Announcing Memory Jogger, relevant email digest for Pocket

I am excited to announce that I recently open sourced Memory Jogger, an app that I built and have been using for the past few months that emails me unread articles and videos I’ve saved.

Memory Jogger Sample Email Digest

From the README:

Finds items from your Pocket library that are relevant to trending news. I have thousands of unread Pocket items and Memory Jogger enables me to find new meaning in articles and videos I saved years ago. I deployed Memory Jogger to Heroku and set up a daily job to email me unread Pocket items based on Google Trends results from the past two days. Memory Jogger is written in Rust.

I love Pocket and have used it daily since 2013. I typically read news sites or forums such as Hacker News or Reddit, and the original articles and comment sections frequently link to tons of interesting discussions or additional information that I don’t have time for now but want to save for later. As of the time of this writing, I have 5,575 unread items :) I sometimes search these items on-demand, e.g. when researching something for work or fun, but other times I wished there was a way to automatically surface relevant items as an alternative to browsing Hacker News / Reddit. So I built Memory Jogger!

Product Decisions

I’ve had this idea on the back burner for years, but when I started this project in February 2020, I still had questions about how I wanted to use an app like this. I made a couple of key decisions in the beginning:

email digest as the primary interaction model
hosted web service with simple UI, available for multiple users to sign up
Google Trends for determining what is “relevant”
Heroku and PostgreSQL database backend
Rust for the implementation language

I ended up revisiting some of those decisions later as well as making a few other ones:

multi-user capable, but no hosting for other people
web UI deprioritized given CLI is good enough for a single user
prioritize better local experience and SQLite support

I quickly settled on a daily email digest that would be coordinated by a program deployed on a server. I didn’t want to rely on my laptop being on as I don’t use it daily. I’ve used Heroku for years for various side projects (e.g. Dancing Together) so I knew what I was getting into :)

For determining what is “relevant,” I chose Google Trends, which tracks the most searched terms on Google over time. This is an area that can be improved in the future (e.g. Twitter trends, topics you are following, etc.), but Google Trends has been good enough for now. At first, I thought about only returning random results, but my partner, Nicole, thought I may enjoy reading timely articles more. That turned out to be a great decision! And the funny thing is, because of false positives, some results are still random, hilariously so.

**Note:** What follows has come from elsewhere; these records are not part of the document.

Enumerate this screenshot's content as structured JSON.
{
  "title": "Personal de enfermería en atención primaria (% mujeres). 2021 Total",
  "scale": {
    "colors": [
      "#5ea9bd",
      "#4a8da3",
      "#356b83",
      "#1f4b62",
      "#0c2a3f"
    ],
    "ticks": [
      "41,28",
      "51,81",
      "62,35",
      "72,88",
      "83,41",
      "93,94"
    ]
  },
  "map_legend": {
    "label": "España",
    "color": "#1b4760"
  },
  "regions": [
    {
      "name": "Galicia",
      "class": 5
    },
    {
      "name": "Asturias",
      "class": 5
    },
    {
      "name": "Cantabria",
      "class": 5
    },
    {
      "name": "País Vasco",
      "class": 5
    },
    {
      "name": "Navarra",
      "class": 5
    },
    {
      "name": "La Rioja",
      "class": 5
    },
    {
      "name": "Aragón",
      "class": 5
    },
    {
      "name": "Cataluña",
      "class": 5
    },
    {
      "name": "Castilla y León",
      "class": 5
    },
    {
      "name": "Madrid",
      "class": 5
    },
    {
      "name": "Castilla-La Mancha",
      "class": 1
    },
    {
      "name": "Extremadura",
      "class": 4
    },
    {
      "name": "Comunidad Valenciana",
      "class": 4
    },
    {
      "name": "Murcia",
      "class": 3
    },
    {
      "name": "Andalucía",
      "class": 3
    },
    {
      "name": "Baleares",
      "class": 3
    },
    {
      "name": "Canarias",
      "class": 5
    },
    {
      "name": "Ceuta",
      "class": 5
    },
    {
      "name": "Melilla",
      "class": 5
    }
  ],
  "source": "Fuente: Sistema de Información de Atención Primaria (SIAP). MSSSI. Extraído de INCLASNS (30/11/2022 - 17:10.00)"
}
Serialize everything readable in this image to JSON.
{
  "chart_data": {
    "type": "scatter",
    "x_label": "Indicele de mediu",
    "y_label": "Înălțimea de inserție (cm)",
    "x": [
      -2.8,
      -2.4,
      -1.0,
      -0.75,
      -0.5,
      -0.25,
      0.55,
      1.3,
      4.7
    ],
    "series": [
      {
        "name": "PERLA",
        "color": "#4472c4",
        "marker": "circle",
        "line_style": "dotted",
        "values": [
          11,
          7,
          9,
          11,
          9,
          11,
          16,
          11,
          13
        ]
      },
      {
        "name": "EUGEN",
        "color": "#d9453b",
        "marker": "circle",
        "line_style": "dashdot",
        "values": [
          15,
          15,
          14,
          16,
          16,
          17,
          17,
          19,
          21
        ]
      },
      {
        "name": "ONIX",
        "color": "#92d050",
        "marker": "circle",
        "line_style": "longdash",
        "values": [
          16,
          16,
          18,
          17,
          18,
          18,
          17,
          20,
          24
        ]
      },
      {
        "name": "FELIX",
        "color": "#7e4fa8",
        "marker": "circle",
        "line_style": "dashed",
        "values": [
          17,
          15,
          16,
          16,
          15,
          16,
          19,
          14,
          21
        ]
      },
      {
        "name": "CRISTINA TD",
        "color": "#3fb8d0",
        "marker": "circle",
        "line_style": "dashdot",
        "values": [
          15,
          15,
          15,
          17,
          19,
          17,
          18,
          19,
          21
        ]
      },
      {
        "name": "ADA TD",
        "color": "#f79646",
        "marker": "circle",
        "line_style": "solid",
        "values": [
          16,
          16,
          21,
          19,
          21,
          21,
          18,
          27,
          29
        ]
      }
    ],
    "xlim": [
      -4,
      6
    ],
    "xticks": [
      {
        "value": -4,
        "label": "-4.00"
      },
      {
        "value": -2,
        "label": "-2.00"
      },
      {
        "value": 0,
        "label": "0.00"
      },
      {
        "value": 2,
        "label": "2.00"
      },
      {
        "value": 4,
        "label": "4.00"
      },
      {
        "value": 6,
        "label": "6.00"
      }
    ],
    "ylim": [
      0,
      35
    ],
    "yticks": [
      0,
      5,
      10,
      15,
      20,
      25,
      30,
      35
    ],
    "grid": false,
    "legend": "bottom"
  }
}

For personal projects, I try to be as agile as possible to stay motivated, so here’s how I practiced that for Memory Jogger:

Investigate Google Trends API. There is no official API, but I found https://github.com/pat310/google-trends-api which has several hundred GitHub stars and was easy enough to read. I downloaded it locally and played around with it to figure out the HTTP request/responses and tried them out in Postman. Google Trends will work :)
Create a Rust program to query Google Trends. At this step, I discovered Google Trends prepends all HTTP response bodies with )]}', (probably to make parsing harder for web scrapers?).
Add initial Pocket support. At this point, the program can query Google Trends and use the search parameter on Pocket’s retrieve API to find relevant items. Yay! The proof-of-concept is complete.
Add initial CI. Now I submit changes via Pull Requests and use GitHub Actions to build the program and run Clippy on it.
Add frontend and deploy the app to Heroku. I chose actix-web because I had recently used it for another personal project and wanted to explore the actor concurrency paradigm more. The first server program just had a single endpoint to proxy Google Trends requests so I didn’t have to worry about authentication/authorization.
Improve email output based on experience reading the emails.
Start a project to improve relevant results. I started syncing Pocket items to the database to enable custom text search. I learned about tf-idf during a college internship and was excited to try it out.
More email output improvements (add trend link, fallback URL because there isn’t a stable URL to the Pocket Web interface for a given item)
Decide to prioritize running locally, so start cleaning up codebase (remove web service, remove JS prototype code, simplify codebase)
Add SQLite support
Prepare to open source, writing docs and improving UI/UX as I go
Add integration tests that exercise everything but sending emails

Because I prioritized the substantial part of the application first – syncing Pocket items to the database, implementing text search, sending emails – I had an MVP for myself quickly (within a few days). After using the MVP daily, I prioritized improving search and tweaking the email/command line output, so the app kept getting more useful for me.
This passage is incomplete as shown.